The economic watchdog said a fall in the cost of government borrowing and a surge in tax takings is expected to boost the Exchequer’s coffers.
Mr Hunt has ruled out personal tax cuts in next month’s Autumn Statement (Nov 22nd) over fears that they would undermine efforts to bring down inflation.
But he is said to be open to measures that would not directly pump more money into the system, such as cutting inheritance tax, or stamp duty.
It is understood that he would only do so if the fiscal picture improves further in the coming weeks, with £5.5 billion not considered to be sufficient headroom.’
Adding ‘The Telegraph can reveal that backbenchers on the right of the party have submitted their own draft Autumn Statement to No 10 demanding tax cuts.
Drawn up by Sir John Redwood, who headed Margaret Thatcher’s policy unit, it urges ministers to crackdown on benefits and delay Net Zero spending.
He proposes that Mr Hunt should cut fuel duty by a further 5p and suspend VAT on energy bills while the price of a barrel of oil remains above $75.

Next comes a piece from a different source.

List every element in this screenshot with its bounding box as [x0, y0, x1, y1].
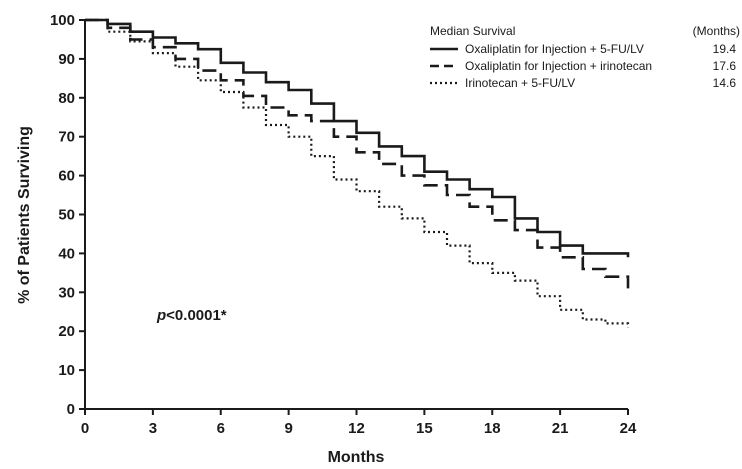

The former cabinet minister suggested setting the threshold at $75 for a barrel of oil, meaning the cuts would be reversed if the price fell below that.
He also urged ministers to ease the burden on small businesses by raising the turnover level at which they begin paying VAT from £85,000 to £250,000.

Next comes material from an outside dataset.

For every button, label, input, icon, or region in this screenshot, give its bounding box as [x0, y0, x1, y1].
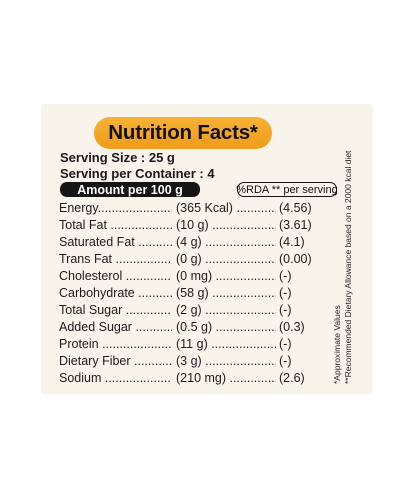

On top of that he called for a further reduction in business rates and said burdensome tax rules that are hammering the self-employed should be reversed.
Mr Redwood said: “The budget should go for tax cuts and spending controls which boost growth, cut inflation and cut the need to borrow.”
His alternative Autumn Statement proposals were approved by a meeting of the European Research Group of MPs at a meeting in Westminster last week.
The Telegraph understands they were also sent to members of other caucuses within the Tory party, including the Common Sense grouping.